Aus dem Aufruf zu den Aktionen:
 
Vom 11. bis 12. Maerz sind BildungsministerInnen aus 46 Staaten zur
10-Jahre-Jubilaeumskonferenz des Bologna-Prozesses nach Wien und
Budapest geladen. Angesichts der Zustaende an den Universitaeten und
im gesamten Bildungsbereich sehen wir jedoch keinen Grund zu feiern.
Die breiten Proteste fuer freie Bildung haben deutlich gemacht, dass
es hier um weit mehr als die Interessen von Studierenden geht.
 
Diejenigen, die die Wirtschaftskrise nicht verursacht haben, sollen
fuer sie zahlen. Die gesamtgesellschaftlichen Missstaende machen es
erforderlich, dass wir fuer unsere Forderungen und Interessen
gemeinsam eintreten muessen. Wir rufen zur Unterstuetzung der
internationalen Demonstration und des organisierten Gegengipfels auf!

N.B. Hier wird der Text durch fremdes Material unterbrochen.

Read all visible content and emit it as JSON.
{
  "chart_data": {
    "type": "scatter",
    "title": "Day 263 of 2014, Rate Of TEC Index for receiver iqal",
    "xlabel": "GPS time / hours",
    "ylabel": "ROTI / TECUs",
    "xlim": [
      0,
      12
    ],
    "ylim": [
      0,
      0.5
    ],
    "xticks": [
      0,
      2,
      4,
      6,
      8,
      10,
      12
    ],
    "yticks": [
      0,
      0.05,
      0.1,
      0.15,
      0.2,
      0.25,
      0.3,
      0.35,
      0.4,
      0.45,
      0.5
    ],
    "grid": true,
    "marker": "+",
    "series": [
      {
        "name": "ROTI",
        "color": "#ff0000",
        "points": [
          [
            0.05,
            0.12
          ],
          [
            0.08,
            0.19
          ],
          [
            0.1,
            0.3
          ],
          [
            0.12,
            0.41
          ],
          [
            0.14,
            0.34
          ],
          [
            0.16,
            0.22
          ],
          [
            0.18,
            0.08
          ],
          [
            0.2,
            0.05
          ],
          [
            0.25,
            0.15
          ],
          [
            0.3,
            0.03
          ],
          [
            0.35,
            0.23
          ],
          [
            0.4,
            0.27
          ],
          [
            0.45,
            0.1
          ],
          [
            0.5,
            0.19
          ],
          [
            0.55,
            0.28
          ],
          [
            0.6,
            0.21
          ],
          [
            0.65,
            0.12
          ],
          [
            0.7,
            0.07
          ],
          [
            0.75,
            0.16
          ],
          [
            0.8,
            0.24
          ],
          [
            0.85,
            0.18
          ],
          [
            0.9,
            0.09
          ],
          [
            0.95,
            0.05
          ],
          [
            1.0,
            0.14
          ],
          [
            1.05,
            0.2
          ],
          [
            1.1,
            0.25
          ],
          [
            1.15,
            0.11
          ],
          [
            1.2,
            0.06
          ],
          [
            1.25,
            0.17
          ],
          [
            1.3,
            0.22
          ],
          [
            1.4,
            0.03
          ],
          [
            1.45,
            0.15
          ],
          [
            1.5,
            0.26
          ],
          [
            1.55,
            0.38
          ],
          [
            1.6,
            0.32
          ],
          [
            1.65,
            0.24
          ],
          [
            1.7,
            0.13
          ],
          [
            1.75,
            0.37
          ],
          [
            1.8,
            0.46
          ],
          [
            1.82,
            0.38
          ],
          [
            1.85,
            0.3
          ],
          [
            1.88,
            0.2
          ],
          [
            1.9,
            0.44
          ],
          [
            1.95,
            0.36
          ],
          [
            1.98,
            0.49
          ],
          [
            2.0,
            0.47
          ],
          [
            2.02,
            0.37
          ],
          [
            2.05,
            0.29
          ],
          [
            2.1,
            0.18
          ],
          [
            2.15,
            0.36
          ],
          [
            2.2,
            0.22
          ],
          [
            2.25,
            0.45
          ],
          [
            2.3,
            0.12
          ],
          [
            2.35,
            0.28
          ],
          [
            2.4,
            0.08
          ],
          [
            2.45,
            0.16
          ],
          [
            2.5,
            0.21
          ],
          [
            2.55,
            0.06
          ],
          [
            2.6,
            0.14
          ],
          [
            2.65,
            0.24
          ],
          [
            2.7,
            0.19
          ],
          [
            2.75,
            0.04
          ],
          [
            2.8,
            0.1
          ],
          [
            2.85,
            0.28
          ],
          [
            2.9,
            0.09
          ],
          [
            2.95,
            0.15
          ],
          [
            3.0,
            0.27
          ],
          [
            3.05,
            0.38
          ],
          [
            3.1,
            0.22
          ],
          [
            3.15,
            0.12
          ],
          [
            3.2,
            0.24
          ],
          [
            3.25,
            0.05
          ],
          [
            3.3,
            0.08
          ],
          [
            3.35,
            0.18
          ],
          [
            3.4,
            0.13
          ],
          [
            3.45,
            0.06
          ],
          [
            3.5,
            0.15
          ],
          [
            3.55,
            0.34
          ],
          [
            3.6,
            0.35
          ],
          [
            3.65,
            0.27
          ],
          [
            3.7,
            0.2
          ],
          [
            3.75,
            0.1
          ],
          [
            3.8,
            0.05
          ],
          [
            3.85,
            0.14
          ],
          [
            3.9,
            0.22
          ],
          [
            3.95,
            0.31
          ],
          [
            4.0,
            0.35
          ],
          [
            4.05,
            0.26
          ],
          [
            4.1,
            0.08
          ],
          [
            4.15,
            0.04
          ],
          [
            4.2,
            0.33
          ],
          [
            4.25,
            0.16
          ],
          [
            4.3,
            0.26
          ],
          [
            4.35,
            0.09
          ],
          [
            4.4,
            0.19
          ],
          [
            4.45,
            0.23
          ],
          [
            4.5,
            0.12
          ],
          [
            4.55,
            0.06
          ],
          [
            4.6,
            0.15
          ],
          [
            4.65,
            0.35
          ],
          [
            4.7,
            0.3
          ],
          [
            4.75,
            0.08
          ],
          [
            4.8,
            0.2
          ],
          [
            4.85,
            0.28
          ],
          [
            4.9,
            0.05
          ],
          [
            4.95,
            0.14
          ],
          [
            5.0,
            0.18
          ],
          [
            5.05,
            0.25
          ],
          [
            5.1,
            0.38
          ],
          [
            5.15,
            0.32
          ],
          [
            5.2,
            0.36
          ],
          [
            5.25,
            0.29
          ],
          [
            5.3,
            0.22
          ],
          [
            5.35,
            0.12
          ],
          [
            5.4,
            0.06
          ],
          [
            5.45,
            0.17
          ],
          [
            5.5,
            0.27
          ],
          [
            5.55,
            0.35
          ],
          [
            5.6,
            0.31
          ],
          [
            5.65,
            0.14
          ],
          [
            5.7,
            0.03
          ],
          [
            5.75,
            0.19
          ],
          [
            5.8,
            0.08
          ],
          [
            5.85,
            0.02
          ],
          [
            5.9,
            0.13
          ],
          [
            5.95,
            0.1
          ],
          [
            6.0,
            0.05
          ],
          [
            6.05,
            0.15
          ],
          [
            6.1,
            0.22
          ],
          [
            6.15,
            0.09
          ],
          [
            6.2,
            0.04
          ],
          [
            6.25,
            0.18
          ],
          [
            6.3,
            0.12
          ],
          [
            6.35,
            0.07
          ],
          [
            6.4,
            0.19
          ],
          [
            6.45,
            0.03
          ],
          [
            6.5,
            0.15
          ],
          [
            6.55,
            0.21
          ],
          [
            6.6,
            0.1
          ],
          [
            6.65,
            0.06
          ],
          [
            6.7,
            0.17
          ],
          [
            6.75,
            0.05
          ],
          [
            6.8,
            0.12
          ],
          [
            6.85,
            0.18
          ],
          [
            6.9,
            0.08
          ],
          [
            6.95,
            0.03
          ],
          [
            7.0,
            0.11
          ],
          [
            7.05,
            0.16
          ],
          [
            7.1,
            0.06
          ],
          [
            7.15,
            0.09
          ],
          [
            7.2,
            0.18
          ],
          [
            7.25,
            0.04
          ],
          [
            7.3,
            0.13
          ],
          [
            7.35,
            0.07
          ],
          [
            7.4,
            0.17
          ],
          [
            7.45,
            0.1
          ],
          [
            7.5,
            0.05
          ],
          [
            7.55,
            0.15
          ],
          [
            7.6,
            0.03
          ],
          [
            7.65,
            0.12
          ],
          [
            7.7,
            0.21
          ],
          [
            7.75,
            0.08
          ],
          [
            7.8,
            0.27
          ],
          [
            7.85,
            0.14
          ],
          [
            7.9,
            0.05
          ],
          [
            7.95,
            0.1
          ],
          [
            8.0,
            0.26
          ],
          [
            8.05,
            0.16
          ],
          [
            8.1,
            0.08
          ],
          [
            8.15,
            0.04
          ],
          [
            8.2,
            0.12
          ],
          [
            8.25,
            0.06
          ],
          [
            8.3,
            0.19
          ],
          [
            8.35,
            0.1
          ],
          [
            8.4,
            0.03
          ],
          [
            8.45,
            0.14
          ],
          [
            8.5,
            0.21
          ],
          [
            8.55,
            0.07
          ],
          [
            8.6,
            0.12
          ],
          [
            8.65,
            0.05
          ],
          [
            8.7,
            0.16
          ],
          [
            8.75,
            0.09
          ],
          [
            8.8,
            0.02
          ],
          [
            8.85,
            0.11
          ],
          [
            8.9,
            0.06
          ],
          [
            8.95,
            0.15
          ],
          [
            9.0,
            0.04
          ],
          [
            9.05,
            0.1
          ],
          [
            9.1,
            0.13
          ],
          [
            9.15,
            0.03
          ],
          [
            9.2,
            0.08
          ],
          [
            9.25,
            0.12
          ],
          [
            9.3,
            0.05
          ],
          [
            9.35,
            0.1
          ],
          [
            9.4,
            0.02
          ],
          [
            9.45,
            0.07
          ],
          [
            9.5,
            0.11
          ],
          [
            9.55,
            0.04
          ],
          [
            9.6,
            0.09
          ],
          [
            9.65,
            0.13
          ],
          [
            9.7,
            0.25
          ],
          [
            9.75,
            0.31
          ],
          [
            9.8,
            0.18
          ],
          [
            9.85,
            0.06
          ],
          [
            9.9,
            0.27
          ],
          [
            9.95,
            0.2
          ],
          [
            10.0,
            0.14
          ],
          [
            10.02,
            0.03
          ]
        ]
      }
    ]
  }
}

Angesichts der im Vergleich zu den USA sinkenden Anteile der EU am
Weltmarktwachstum wurde 1997 in Lissabon eine Strategie beschlossen,
die die EU bis 2010 zum wettbewerbsfaehigsten Raum der Welt machen
sollte. Das Papier, das sich wie ein neoliberales Lehrbuch liest,
bedeutete praktisch eine Eskalation der Angriffe auf den Sozialstaat,
einen rasanten Ausverkauf oeffentlichen Eigentums, und die
Nivellierung und Angleichung von Sozialstandards und Lohnniveaus nach
unten unter dem Druck der Standortlogik. Im Sinne der Herstellung der
Wettbewerbsfaehigkeit wurden Lohnabschluesse unter der Inflationsrate
und damit Reallohnverluste abverlangt, die Steuerlast wurde weiter
massiv von der ArbeitgeberInnen- auf die ArbeitnehmerInnenseite
umgeschichtet, und Arbeitsrecht sowie soziale Rechte mussten
informellen und prekarisierten Arbeits- und Lebensverhaeltnissen
weichen.
 
Ein zentraler Bestandteil der Lissabon-Strategie ist das “Kapital
Wissen” und die “Wissensgesellschaft”. Diese wird zu einer tragenden
Saeule der Wettbewerbsfaehigkeit und zur strategischen Ressource.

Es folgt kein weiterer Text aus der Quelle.